De acordo com a Polícia Civil, um adolescente foi identificado como autor da agressão que resultou na morte de Orelha, em 4 de janeiro deste ano. No caso do cachorro Caramelo, outros quatro adolescentes foram responsabilizados por tentativa de afogamento e responderão por maus-tratos.
Por se tratarem de menores de idade, os nomes, idades e a localização dos envolvidos não foram divulgados, em cumprimento ao Estatuto da Criança e do Adolescente (ECA), que determina sigilo absoluto nesses procedimentos.
A Polícia Civil solicitou a internação provisória do adolescente apontado como agressor de Orelha. Já no episódio envolvendo Caramelo, os quatro adolescentes foram formalmente representados por maus-tratos a animais.
Segundo laudos da Polícia Científica, Orelha morreu após sofrer uma pancada contundente na cabeça, que pode ter sido causada por um chute ou por um objeto rígido, como um pedaço de madeira ou uma garrafa. Ao longo da investigação, foram ouvidas 24 testemunhas e oito adolescentes chegaram a ser investigados. Entre as provas reunidas estão imagens de câmeras de segurança, a roupa usada pelo autor no dia do crime e a análise de localização feita por um software francês utilizado pela polícia.

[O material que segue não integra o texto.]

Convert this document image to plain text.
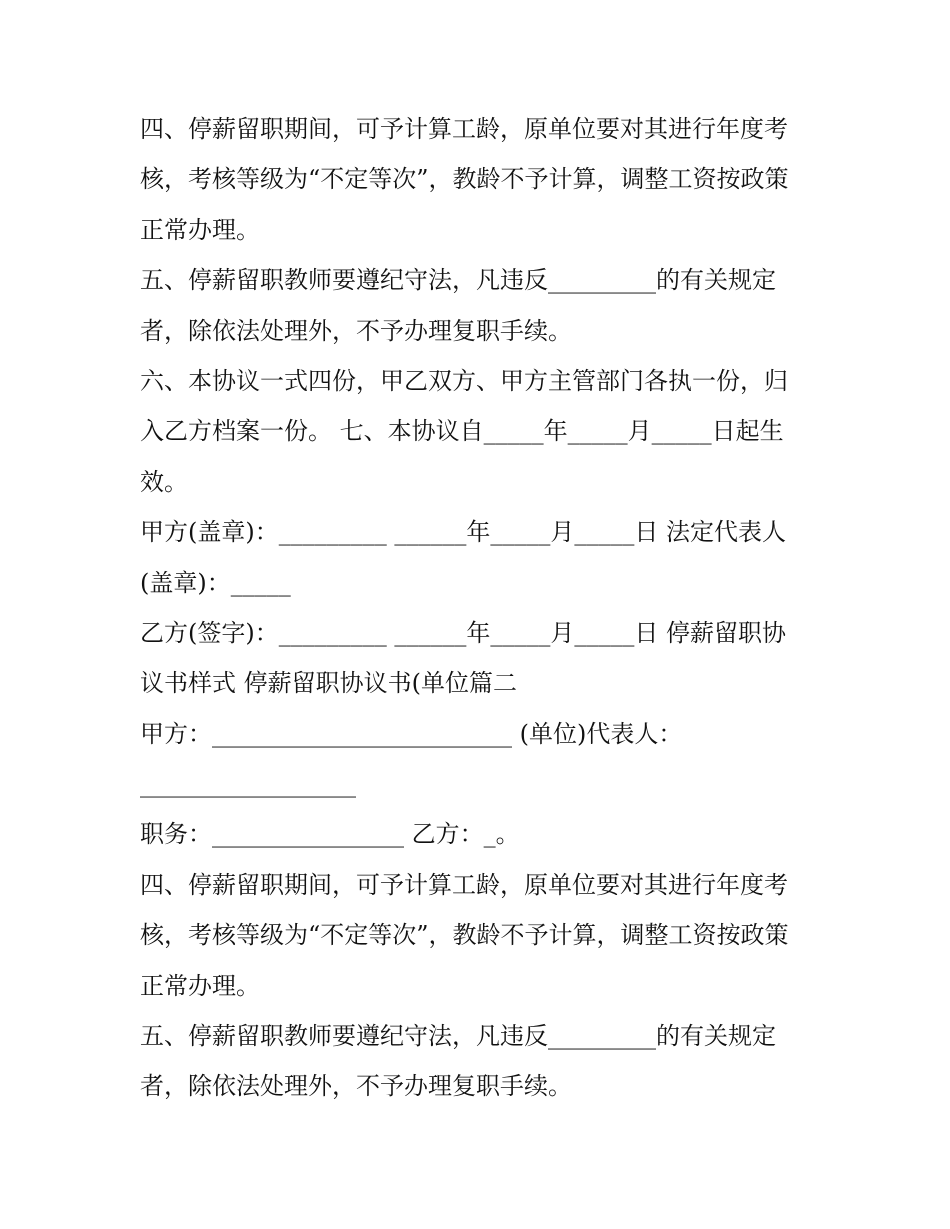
四、停薪留职期间，可予计算工龄，原单位要对其进行年度考
核，考核等级为“不定等次”，教龄不予计算，调整工资按政策
正常办理。
五、停薪留职教师要遵纪守法，凡违反_________的有关规定
者，除依法处理外，不予办理复职手续。
六、本协议一式四份，甲乙双方、甲方主管部门各执一份，归
入乙方档案一份。 七、本协议自_____年_____月_____日起生
效。
甲方(盖章)：_________ ______年_____月_____日 法定代表人
(盖章)：_____
乙方(签字)：_________ ______年_____月_____日 停薪留职协
议书样式 停薪留职协议书(单位篇二
甲方：_________________________ (单位)代表人：
__________________
职务：________________ 乙方：_。
四、停薪留职期间，可予计算工龄，原单位要对其进行年度考
核，考核等级为“不定等次”，教龄不予计算，调整工资按政策
正常办理。
五、停薪留职教师要遵纪守法，凡违反_________的有关规定
者，除依法处理外，不予办理复职手续。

O delegado Renan Balbino destacou contradições no depoimento do adolescente apontado como agressor. Segundo ele, imagens mostram que o jovem saiu de um condomínio às 5h25 e retornou às 5h58 acompanhado de uma amiga, o que contrariou a versão apresentada inicialmente à polícia, de que ele teria permanecido dentro do condomínio. Testemunhas e outros elementos confirmaram que o adolescente esteve na praia no horário do crime.
Durante as apurações, a Polícia Civil analisou quase mil horas de gravações de câmeras de segurança da região. Um dos desafios foi a ausência de imagens diretas do momento da agressão, embora registros de outros episódios de violência na mesma área e período tenham contribuído para o avanço das investigações.
Além dos adolescentes, três adultos, dois pais e um tio investigados como suspeitos, foram indiciados por suspeita de coação de testemunha. Conforme a polícia, o vigilante de um condomínio teria sido intimidado por possuir uma fotografia que poderia ajudar a esclarecer o caso.
Orelha era um cão comunitário que vivia há cerca de dez anos na Praia Brava, bairro turístico e nobre da capital catarinense. Moradores se revezavam nos cuidados com ele e com outros dois cães considerados mascotes da região, que conta com casinhas instaladas para os animais. O cachorro era conhecido por ser dócil e muito próximo tanto dos moradores quanto dos turistas que frequentam a praia.